You know, if I call some guy's office to get him, I say to his secretary, "Honey, have him call in." I don't think that I said that to anybody. And I don't think that I called Miz Kennedy "honey." I think that's their idea of "you-all" and "comin'" -- C-O-M-I-N -- and this stuff they write about Texas.
I think I would call people "honey" if I felt they were "honey." And I might have very well said that to Miz Kennedy, although I never felt that way about her and never believed it. I have held her kind of up on a pedestal and been very reserved with her, as her letters to me will indicate -- very proper, very appropriate, very dignified, very reserved.

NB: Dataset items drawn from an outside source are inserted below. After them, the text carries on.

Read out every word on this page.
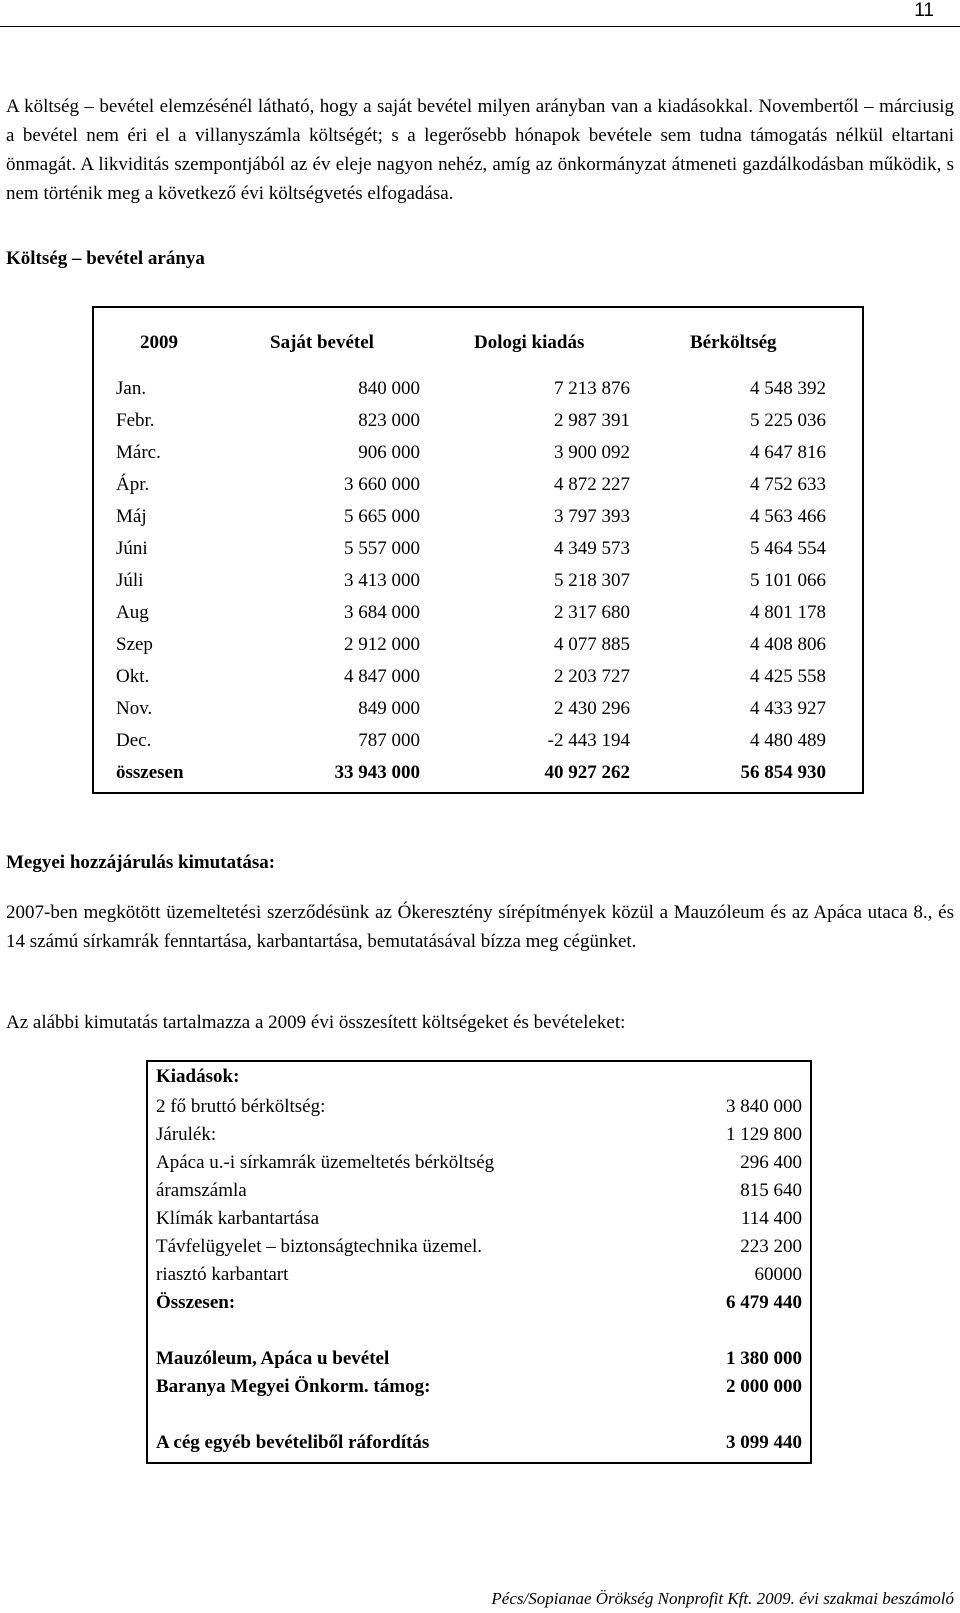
11

A költség – bevétel elemzésénél látható, hogy a saját bevétel milyen arányban van a kiadásokkal. Novembertől – márciusig a bevétel nem éri el a villanyszámla költségét; s a legerősebb hónapok bevétele sem tudna támogatás nélkül eltartani önmagát. A likviditás szempontjából az év eleje nagyon nehéz, amíg az önkormányzat átmeneti gazdálkodásban működik, s nem történik meg a következő évi költségvetés elfogadása.

Költség – bevétel aránya

2009	Saját bevétel	Dologi kiadás	Bérköltség
Jan.	840 000	7 213 876	4 548 392
Febr.	823 000	2 987 391	5 225 036
Márc.	906 000	3 900 092	4 647 816
Ápr.	3 660 000	4 872 227	4 752 633
Máj	5 665 000	3 797 393	4 563 466
Júni	5 557 000	4 349 573	5 464 554
Júli	3 413 000	5 218 307	5 101 066
Aug	3 684 000	2 317 680	4 801 178
Szep	2 912 000	4 077 885	4 408 806
Okt.	4 847 000	2 203 727	4 425 558
Nov.	849 000	2 430 296	4 433 927
Dec.	787 000	-2 443 194	4 480 489
összesen	33 943 000	40 927 262	56 854 930

Megyei hozzájárulás kimutatása:

2007-ben megkötött üzemeltetési szerződésünk az Ókeresztény sírépítmények közül a Mauzóleum és az Apáca utaca 8., és 14 számú sírkamrák fenntartása, karbantartása, bemutatásával bízza meg cégünket.

Az alábbi kimutatás tartalmazza a 2009 évi összesített költségeket és bevételeket:

Kiadások:
2 fő bruttó bérköltség:	3 840 000
Járulék:	1 129 800
Apáca u.-i sírkamrák üzemeltetés bérköltség	296 400
áramszámla	815 640
Klímák karbantartása	114 400
Távfelügyelet – biztonságtechnika üzemel.	223 200
riasztó karbantart	60000
Összesen:	6 479 440
Mauzóleum, Apáca u bevétel	1 380 000
Baranya Megyei Önkorm. támog:	2 000 000
A cég egyéb bevételiből ráfordítás	3 099 440
Pécs/Sopianae Örökség Nonprofit Kft. 2009. évi szakmai beszámoló
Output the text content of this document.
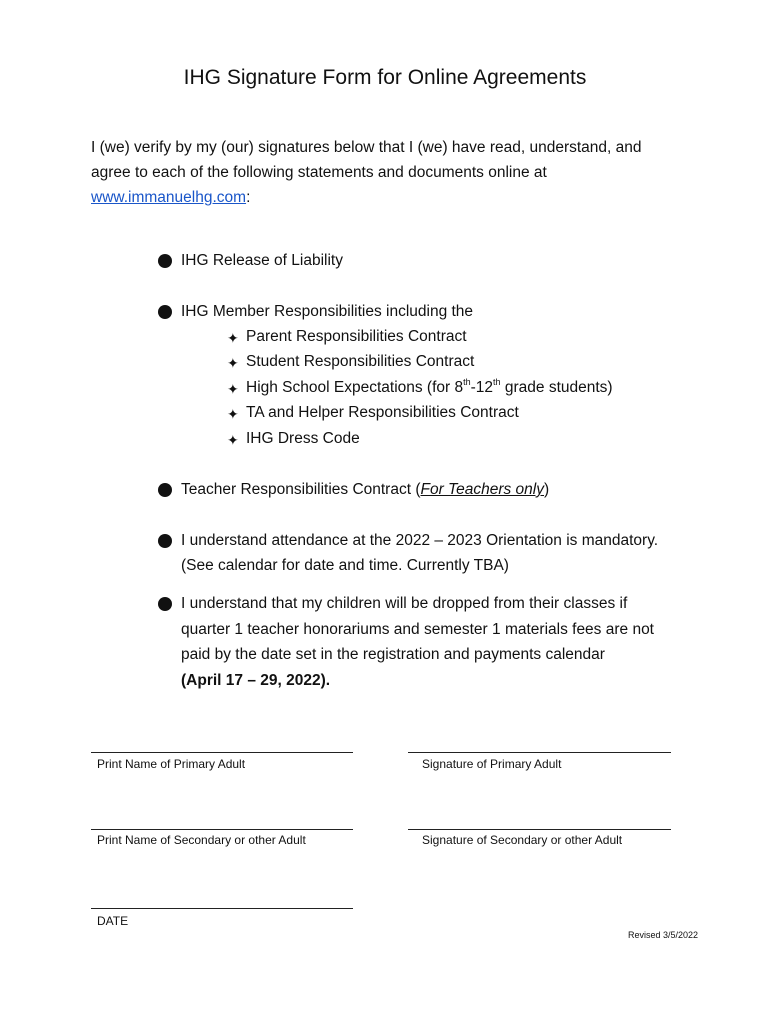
IHG Signature Form for Online Agreements
I (we) verify by my (our) signatures below that I (we) have read, understand, and
agree to each of the following statements and documents online at
www.immanuelhg.com:
IHG Release of Liability
IHG Member Responsibilities including the
✦ Parent Responsibilities Contract
✦ Student Responsibilities Contract
✦ High School Expectations (for 8th-12th grade students)
✦ TA and Helper Responsibilities Contract
✦ IHG Dress Code
Teacher Responsibilities Contract (For Teachers only)
I understand attendance at the 2022 – 2023 Orientation is mandatory.
(See calendar for date and time. Currently TBA)
I understand that my children will be dropped from their classes if
quarter 1 teacher honorariums and semester 1 materials fees are not
paid by the date set in the registration and payments calendar
(April 17 – 29, 2022).
Print Name of Primary Adult	Signature of Primary Adult
Print Name of Secondary or other Adult	Signature of Secondary or other Adult
DATE
Revised 3/5/2022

On Manchester and his book:
LBJ: I took the position when Manchester was selected that he was a fraud. I refused to see him. I asked my people not to see him....Just as I asked them not to see Teddy White. I think they're agents of the people who want to destroy me. And I hate for them to use my friends to do it....My friends don't know it, and they want to be popular and they just do it. And I don't say it's so much popularity. I don't think my wife wants to be popular. But I think she wants to be -- accommodating would be a good word.
I am just going to keep my counsel and try to endure it. But it is vicious, mean, dirty, low-down stuff.
All of it makes Bobby look like a great hero and makes me look like a son of a bitch.
My feeling on the Manchester book is...that we are not equipped by experience, by tradition, by personality or financially to cope with this. I just do not believe that we know how to handle public relations and how to handle advertising agencies, how to handle manuscripts, how to handle book writers....So I think they're going to write history as they want it written, as they can buy it written. And I think the best way we can write it is to try to refrain from getting into an argument or a fight or a knockdown, and go on and do our job every day, as best we can.